It's not all bad news as Co-Op losses hit £550m
What's going on at the Co? Yesterday's results are like taking a step back a couple of years when bank reporting season made the sort of reading which would have you hiding behind the sofa.
A more conservative balance sheet, falling impairment charges and in some cases even a touch of that retro attribute profit had left us with not so much of a warm glow but certainly a less cold and hardened outlook.
The Co-operative Group's £559m loss in the first half of the year brought us straight back down to earth with a bang, throwing ice cold water in our overly flushed faces.
It has two banks in Northern Ireland, one under the Co-operative Bank brand and one under Britannia, the arm it merged with in 2009.
In fact, it's the latter division where most of yesterday's losses originated.

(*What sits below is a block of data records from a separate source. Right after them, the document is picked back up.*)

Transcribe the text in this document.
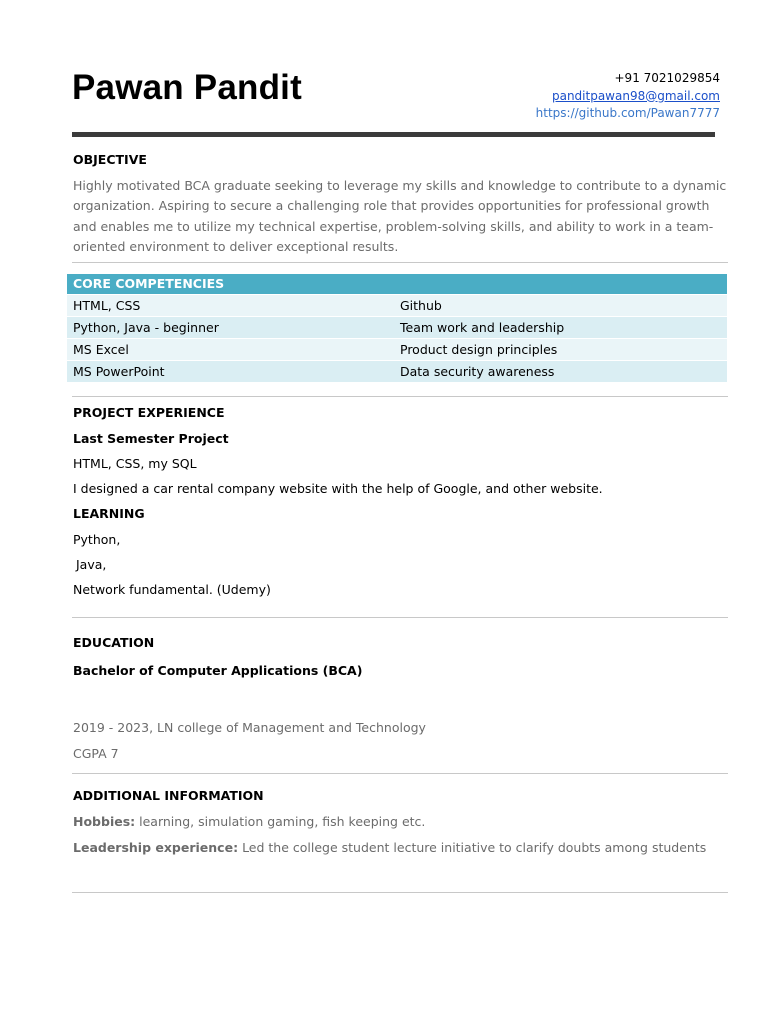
Pawan Pandit	+91 7021029854
panditpawan98@gmail.com
https://github.com/Pawan7777
OBJECTIVE
Highly motivated BCA graduate seeking to leverage my skills and knowledge to contribute to a dynamic organization. Aspiring to secure a challenging role that provides opportunities for professional growth and enables me to utilize my technical expertise, problem-solving skills, and ability to work in a team-oriented environment to deliver exceptional results.
CORE COMPETENCIES
HTML, CSS	Github
Python, Java - beginner	Team work and leadership
MS Excel	Product design principles
MS PowerPoint	Data security awareness
PROJECT EXPERIENCE
Last Semester Project
HTML, CSS, my SQL
I designed a car rental company website with the help of Google, and other website.
LEARNING
Python,
Java,
Network fundamental. (Udemy)
EDUCATION
Bachelor of Computer Applications (BCA)
2019 - 2023, LN college of Management and Technology
CGPA 7
ADDITIONAL INFORMATION
Hobbies: learning, simulation gaming, fish keeping etc.
Leadership experience: Led the college student lecture initiative to clarify doubts among students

Take the other arms of the Co-operative Group and there was a solid profit from a company which proliferates across the UK.

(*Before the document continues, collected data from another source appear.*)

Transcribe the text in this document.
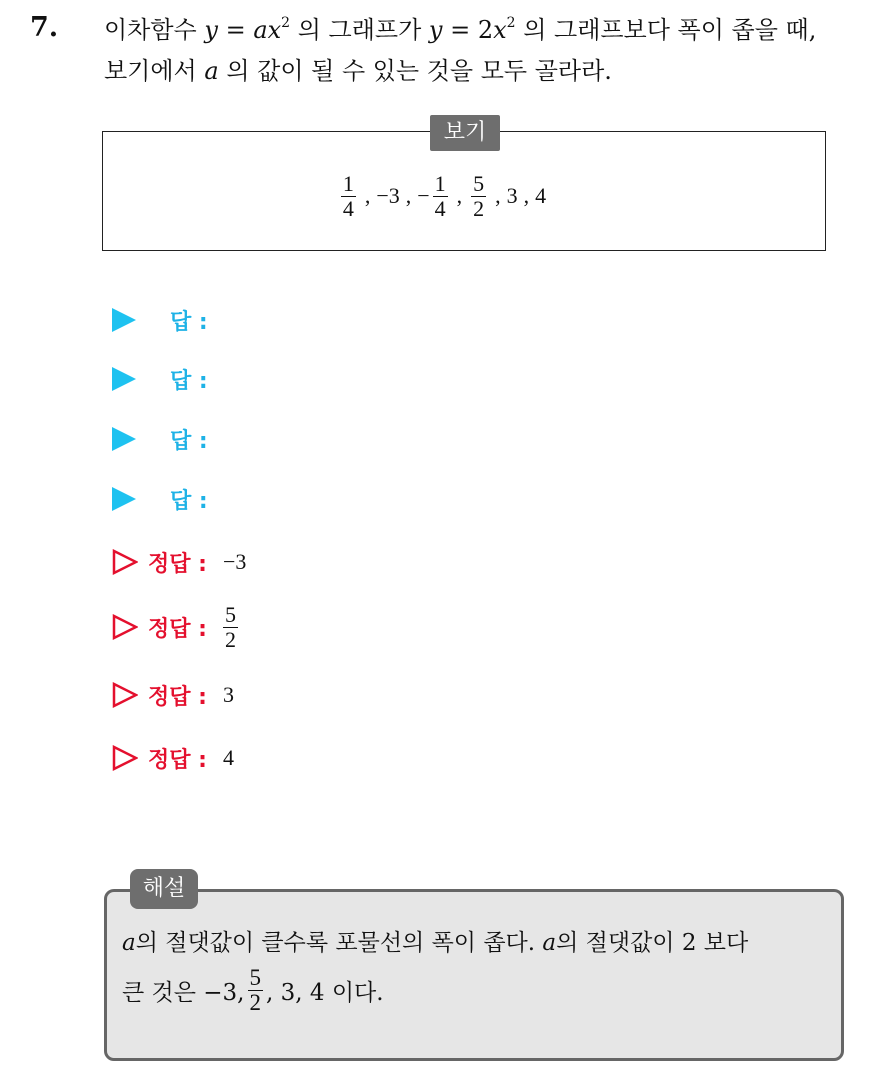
7. 이차함수 $y = ax^2$ 의 그래프가 $y = 2x^2$ 의 그래프보다 폭이 좁을 때,
보기에서 a 의 값이 될 수 있는 것을 모두 골라라.
보기
$\frac{1}{4}$ , −3 , − $\frac{1}{4}$ , $\frac{5}{2}$ , 3 , 4
답 :
답 :
답 :
답 :
정답 : −3
정답 : $\frac{5}{2}$
정답 : 3
정답 : 4
해설
a의 절댓값이 클수록 포물선의 폭이 좁다. a의 절댓값이 2 보다
큰 것은 −3, $\frac{5}{2}$ , 3, 4 이다.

While it might not seem as if the organisation has a big presence in Northern Ireland, the stats reveal a deep penetration.
As well as the two banks there are a total of 88,000 Co-operative members in Northern Ireland as well as 32 food stores – served by a massive 8,000 square foot warehouse in Carrickfergus.
There are also nine pharmacy branches and 19 funeral homes.
In total, it employs 1,000 people here so is obviously a major part of the economy.
So seeing it brought to its knees by the banking division is truly a shame.
Meanwhile, the chance that the recent round of positive economic news wasn't just a flash in the pan is growing, what with the world's biggest economy recording what can only be described as stonking growth.
Figures just out reveal it grew by 2.5% in the second quarter of the year, the kind of performance which would have been a pipe dream only a few months ago.
The saying goes "when the US economy sneezes the rest of the world catches a cold" but it also stands true that a sugar rush there will eventually give us an energy spike.
Let's hope it's more of the slow release type of energy you get from eating a banana rather than that from a sugary drink.